Шуршание лап по снегу, прошло пара мгновений. Медведи явно не собирались вымирать. Бутылки упали гулко, ни одна не разбилась. Падлы.
— Ден, огонь по бутылкам! Разбей одну и перезаряжай.
Нам бы сейчас ППШ. Или пулемёт, лучше сразу станковый. А не вот это вот всё.
Бах, бах, бах, бах. Разбил сразу две. Ни одна не вспыхнула.
— Перезаряжаю, — заорал Денис, от волнения чрезвычайно громко, напоминая персонажей «лефт-фо-дэд».
Эх, надо было греметь, стучать, пугать, потренироваться на этот счёт — запоздало подумалось мне.
Факел из-под щита. Когда мишки гамми оказались за какие-то метров десять до нашего строя, плавно вжал скобу опрыскивателя и выдал струю.
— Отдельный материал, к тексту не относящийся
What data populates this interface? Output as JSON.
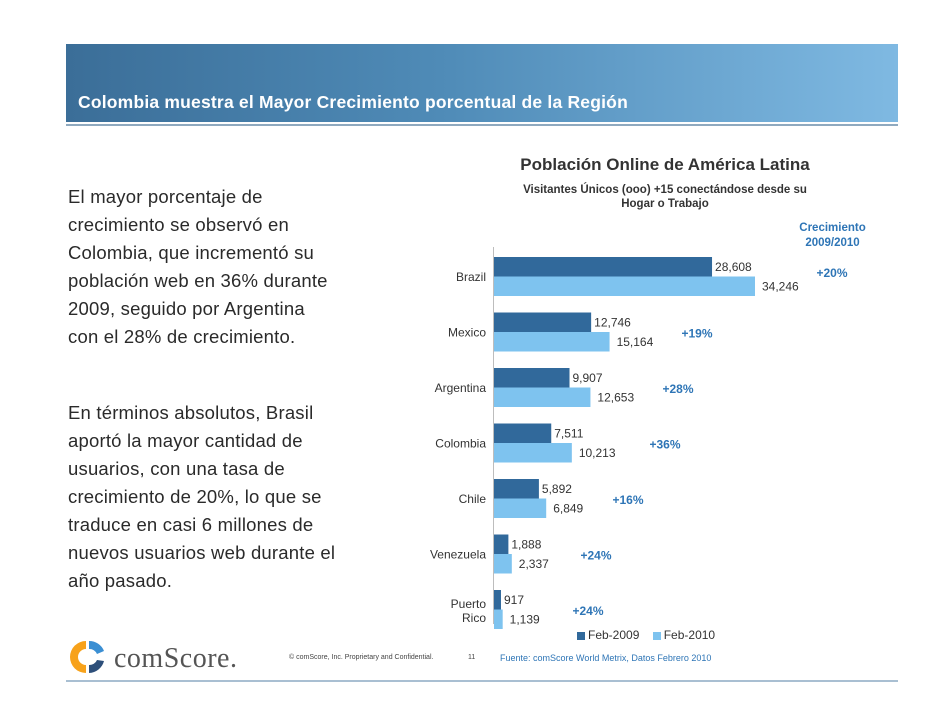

Шаг вперёд, провожу огромную огненную черту. Кляксы бутылок вспыхивают. Бью струей в сторону косолапых, а они остановились как вкопанные. До пылающей линии и не получив ни малейших повреждений. Твою мать! Можно смело сказать, что рано я начал в Горыныча играть. Но! Опоздать ещё опаснее.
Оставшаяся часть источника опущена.